The Relentless Sun, a Riveting Historical Thriller by Robert Walton

The Bottom Line: A riveting historical thriller set at the intersection between white and tribal culture in Arizona. Fans of Dark Winds will love The Relentless Sun

Set in the 1970s, Relentless Sun begins as archeologist and investigator Harry Thursday embarks on a government mission to Flagstaff, Arizona. Working for the Bureau of Audits and Reclamation (BAR),  a clandestine Pentagon department tasked with finding lost and stolen World War II war booty, Harry returns to Flagstaff for the first time in 20 years. But what begins as an investigation into a mysterious collection of rare rubies is destined to become an absorbing murder mystery. 

A trickle of Burmese rubies – worth more than diamonds – have been flowing to a local lapidary. Meanwhile, Harry’s on-again, off-again lover and BAR supervisor, Sara, reveals the discovery of a single ruby and a deed to a long-dead mine. That’s hardly the end of it. Harry and Department of Justice partner Tom Schilling will soon find that the young Navajo woman responsible for discovering and selling the rubies to the lapidary has disappeared.  

As in Walton’s excellent Harry Thursday novel Wish to Die, the trail leads back to World War II, and includes a Navajo soldier, a Nazi spy and a business partnership gone awry. Walton always excels at tying threads together from multiple centuries, and this fourth Harry Thursday novel is no exception. As such, the case also has roots in the 1800s, where Harry and Tom will piece together fascinating regional dealings between the Mexican government and cattle barons. The closer Harry and Tom get to the truth, the closer they are to becoming victims themselves. 
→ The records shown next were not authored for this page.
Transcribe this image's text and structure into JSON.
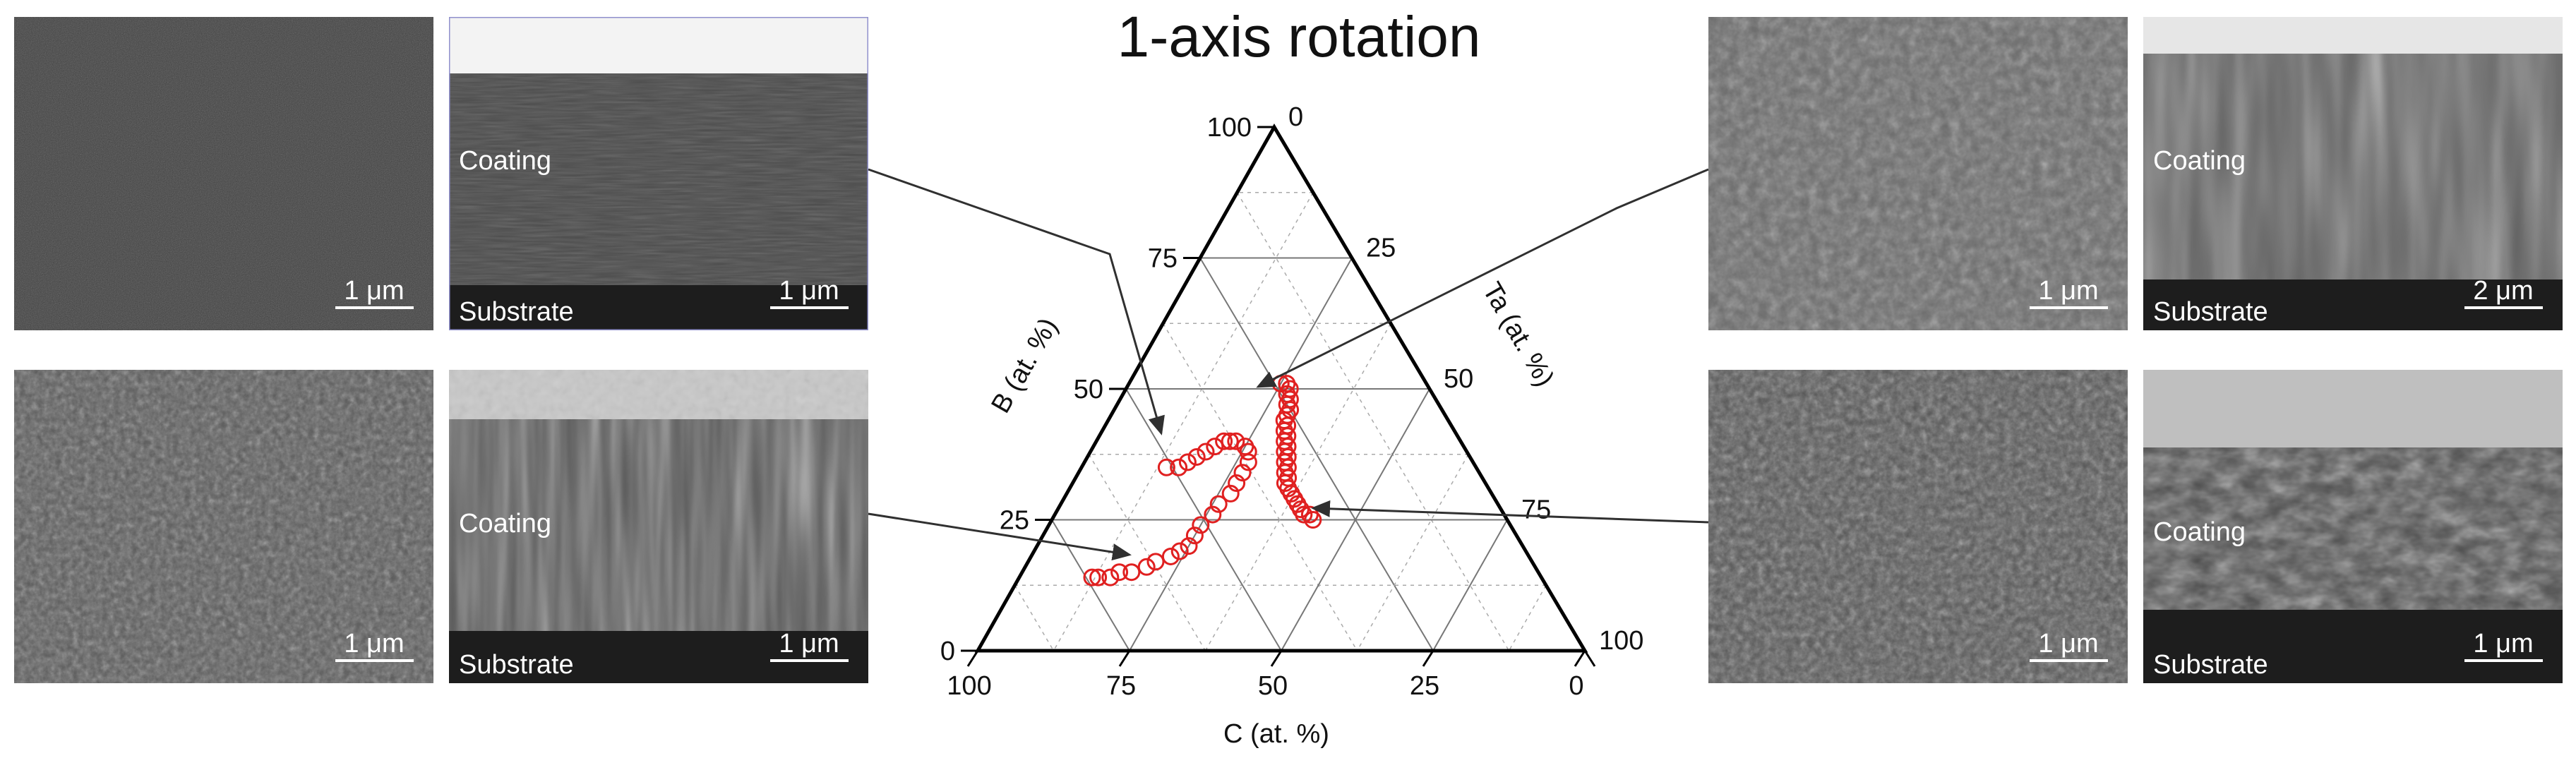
{
  "title": "1-axis rotation",
  "panels": {
    "tl_surface": {
      "scale": "1 μm"
    },
    "tl_cross": {
      "coating": "Coating",
      "substrate": "Substrate",
      "scale": "1 μm"
    },
    "bl_surface": {
      "scale": "1 μm"
    },
    "bl_cross": {
      "coating": "Coating",
      "substrate": "Substrate",
      "scale": "1 μm"
    },
    "tr_surface": {
      "scale": "1 μm"
    },
    "tr_cross": {
      "coating": "Coating",
      "substrate": "Substrate",
      "scale": "2 μm"
    },
    "br_surface": {
      "scale": "1 μm"
    },
    "br_cross": {
      "coating": "Coating",
      "substrate": "Substrate",
      "scale": "1 μm"
    }
  },
  "chart_data": {
    "type": "scatter",
    "subtype": "ternary",
    "axes": {
      "B": {
        "label": "B (at. %)",
        "ticks": [
          "0",
          "25",
          "50",
          "75",
          "100"
        ]
      },
      "Ta": {
        "label": "Ta (at. %)",
        "ticks": [
          "0",
          "25",
          "50",
          "75",
          "100"
        ]
      },
      "C": {
        "label": "C (at. %)",
        "ticks": [
          "100",
          "75",
          "50",
          "25",
          "0"
        ]
      }
    },
    "grid": true,
    "marker_color": "#e02020",
    "series": [
      {
        "points_BTaC": [
          [
            51,
            25,
            24
          ],
          [
            51,
            26,
            23
          ],
          [
            50,
            27,
            23
          ],
          [
            49,
            27,
            24
          ],
          [
            48,
            28,
            24
          ],
          [
            47,
            28,
            25
          ],
          [
            46,
            29,
            25
          ],
          [
            45,
            29,
            26
          ],
          [
            44,
            29,
            27
          ],
          [
            43,
            30,
            27
          ],
          [
            42,
            30,
            28
          ],
          [
            41,
            31,
            28
          ],
          [
            40,
            31,
            29
          ],
          [
            39,
            32,
            29
          ],
          [
            38,
            32,
            30
          ],
          [
            37,
            33,
            30
          ],
          [
            36,
            33,
            31
          ],
          [
            35,
            34,
            31
          ],
          [
            34,
            34,
            32
          ],
          [
            33,
            35,
            32
          ],
          [
            32,
            35,
            33
          ],
          [
            31,
            36,
            33
          ],
          [
            30,
            37,
            33
          ],
          [
            29,
            38,
            33
          ],
          [
            28,
            39,
            33
          ],
          [
            27,
            40,
            33
          ],
          [
            26,
            41,
            33
          ],
          [
            26,
            42,
            32
          ],
          [
            25,
            43,
            32
          ],
          [
            35,
            14,
            51
          ],
          [
            35,
            16,
            49
          ],
          [
            36,
            17,
            47
          ],
          [
            37,
            18,
            45
          ],
          [
            38,
            19,
            43
          ],
          [
            39,
            20,
            41
          ],
          [
            40,
            21,
            39
          ],
          [
            40,
            22,
            38
          ],
          [
            40,
            23,
            37
          ],
          [
            39,
            25,
            36
          ],
          [
            38,
            26,
            36
          ],
          [
            36,
            27,
            37
          ],
          [
            34,
            27,
            39
          ],
          [
            32,
            27,
            41
          ],
          [
            30,
            27,
            43
          ],
          [
            28,
            26,
            46
          ],
          [
            26,
            26,
            48
          ],
          [
            24,
            25,
            51
          ],
          [
            22,
            25,
            53
          ],
          [
            20,
            25,
            55
          ],
          [
            19,
            24,
            57
          ],
          [
            18,
            23,
            59
          ],
          [
            17,
            21,
            62
          ],
          [
            16,
            20,
            64
          ],
          [
            15,
            18,
            67
          ],
          [
            15,
            16,
            69
          ],
          [
            14,
            15,
            71
          ],
          [
            14,
            13,
            73
          ],
          [
            14,
            12,
            74
          ]
        ]
      }
    ],
    "arrow_color": "#303030"
  }
}
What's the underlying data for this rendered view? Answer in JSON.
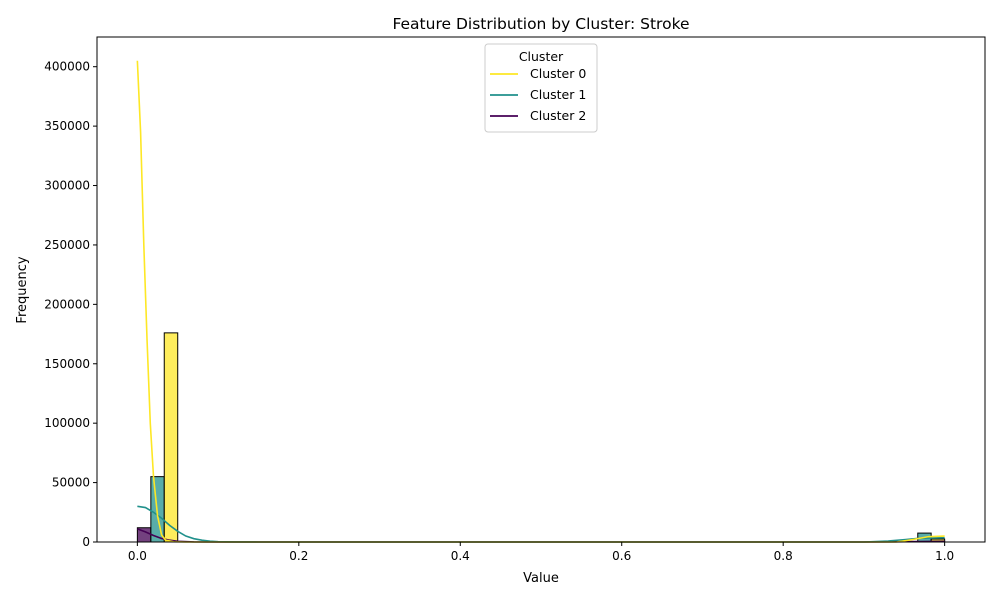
{
  "chart_data": {
    "type": "histogram",
    "title": "Feature Distribution by Cluster: Stroke",
    "xlabel": "Value",
    "ylabel": "Frequency",
    "xlim": [
      -0.05,
      1.05
    ],
    "ylim": [
      0,
      425000
    ],
    "x_ticks": [
      0.0,
      0.2,
      0.4,
      0.6,
      0.8,
      1.0
    ],
    "x_tick_labels": [
      "0.0",
      "0.2",
      "0.4",
      "0.6",
      "0.8",
      "1.0"
    ],
    "y_ticks": [
      0,
      50000,
      100000,
      150000,
      200000,
      250000,
      300000,
      350000,
      400000
    ],
    "y_tick_labels": [
      "0",
      "50000",
      "100000",
      "150000",
      "200000",
      "250000",
      "300000",
      "350000",
      "400000"
    ],
    "grid": false,
    "legend": {
      "title": "Cluster",
      "placement": "top-center",
      "entries": [
        "Cluster 0",
        "Cluster 1",
        "Cluster 2"
      ]
    },
    "series": [
      {
        "name": "Cluster 0",
        "color": "#fde725",
        "bars": [
          {
            "x0": 0.0333,
            "x1": 0.05,
            "value": 176000
          },
          {
            "x0": 0.9833,
            "x1": 1.0,
            "value": 2500
          }
        ],
        "kde": [
          [
            0.0,
            405000
          ],
          [
            0.004,
            345000
          ],
          [
            0.008,
            250000
          ],
          [
            0.012,
            170000
          ],
          [
            0.016,
            100000
          ],
          [
            0.02,
            55000
          ],
          [
            0.025,
            22000
          ],
          [
            0.03,
            6000
          ],
          [
            0.035,
            1500
          ],
          [
            0.045,
            200
          ],
          [
            0.06,
            0
          ],
          [
            0.94,
            0
          ],
          [
            0.96,
            2000
          ],
          [
            0.98,
            4500
          ],
          [
            1.0,
            5000
          ]
        ]
      },
      {
        "name": "Cluster 1",
        "color": "#21918c",
        "bars": [
          {
            "x0": 0.0167,
            "x1": 0.0333,
            "value": 55000
          },
          {
            "x0": 0.9667,
            "x1": 0.9833,
            "value": 7500
          }
        ],
        "kde": [
          [
            0.0,
            30000
          ],
          [
            0.01,
            29000
          ],
          [
            0.02,
            25000
          ],
          [
            0.03,
            20000
          ],
          [
            0.04,
            14000
          ],
          [
            0.05,
            9000
          ],
          [
            0.06,
            5000
          ],
          [
            0.07,
            2800
          ],
          [
            0.08,
            1500
          ],
          [
            0.09,
            700
          ],
          [
            0.1,
            300
          ],
          [
            0.12,
            80
          ],
          [
            0.15,
            0
          ],
          [
            0.9,
            0
          ],
          [
            0.93,
            800
          ],
          [
            0.95,
            2000
          ],
          [
            0.97,
            3200
          ],
          [
            1.0,
            3600
          ]
        ]
      },
      {
        "name": "Cluster 2",
        "color": "#440154",
        "bars": [
          {
            "x0": 0.0,
            "x1": 0.0167,
            "value": 12000
          },
          {
            "x0": 0.9833,
            "x1": 1.0,
            "value": 1000
          }
        ],
        "kde": [
          [
            0.0,
            11000
          ],
          [
            0.01,
            8500
          ],
          [
            0.02,
            5500
          ],
          [
            0.03,
            3000
          ],
          [
            0.04,
            1500
          ],
          [
            0.05,
            600
          ],
          [
            0.07,
            100
          ],
          [
            0.1,
            0
          ],
          [
            0.9,
            0
          ],
          [
            0.95,
            300
          ],
          [
            1.0,
            600
          ]
        ]
      }
    ]
  }
}
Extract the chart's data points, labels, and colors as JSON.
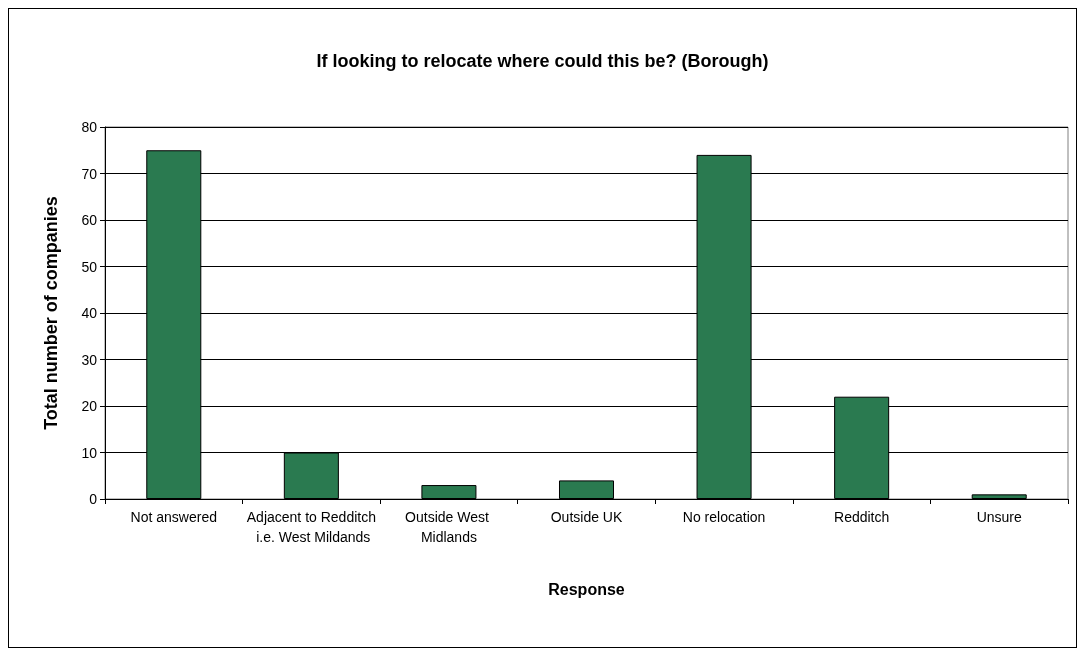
{
  "chart_data": {
    "type": "bar",
    "title": "If looking to relocate where could this be? (Borough)",
    "xlabel": "Response",
    "ylabel": "Total number of companies",
    "categories": [
      "Not answered",
      "Adjacent to Redditch i.e. West Mildands",
      "Outside West Midlands",
      "Outside UK",
      "No relocation",
      "Redditch",
      "Unsure"
    ],
    "values": [
      75,
      10,
      3,
      4,
      74,
      22,
      1
    ],
    "color": "#2a7a50",
    "ylim": [
      0,
      80
    ],
    "yticks": [
      0,
      10,
      20,
      30,
      40,
      50,
      60,
      70,
      80
    ],
    "grid": "y"
  }
}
Among Walton’s cast, Harry’s Hopi guide and title character, Sun, is perhaps the most enigmatic character of them all. In possession of a quick wit and beauty that Harry finds irresistible, she’s far from what she seems as she both helps and hinders the investigation. Speaking of which, Relentless Sun reveals Thursday to be quite the ladies’ man (who knew a man in a bolo tie could be so magnetic?). And when it comes to a certain provocatively placed tattoo on more than one of the female characters, Harry’s take is timeless: “location, location, location.” 

The story is set against the backdrop of the Navajo reservation, and the tensions between the Native American and white communities are a recurring theme. Further, conflict between Flagstaff’s founding family, the Moynihans, and Lone Wolf’s casino business, is emblematic of the larger cultural divide, with both sides believing that they are entitled to the treasure. The lens of Walton’s protagonist – filled with curiosity, humor and Harry’s undeniable masculinity – make this an endlessly entertaining and educational journey.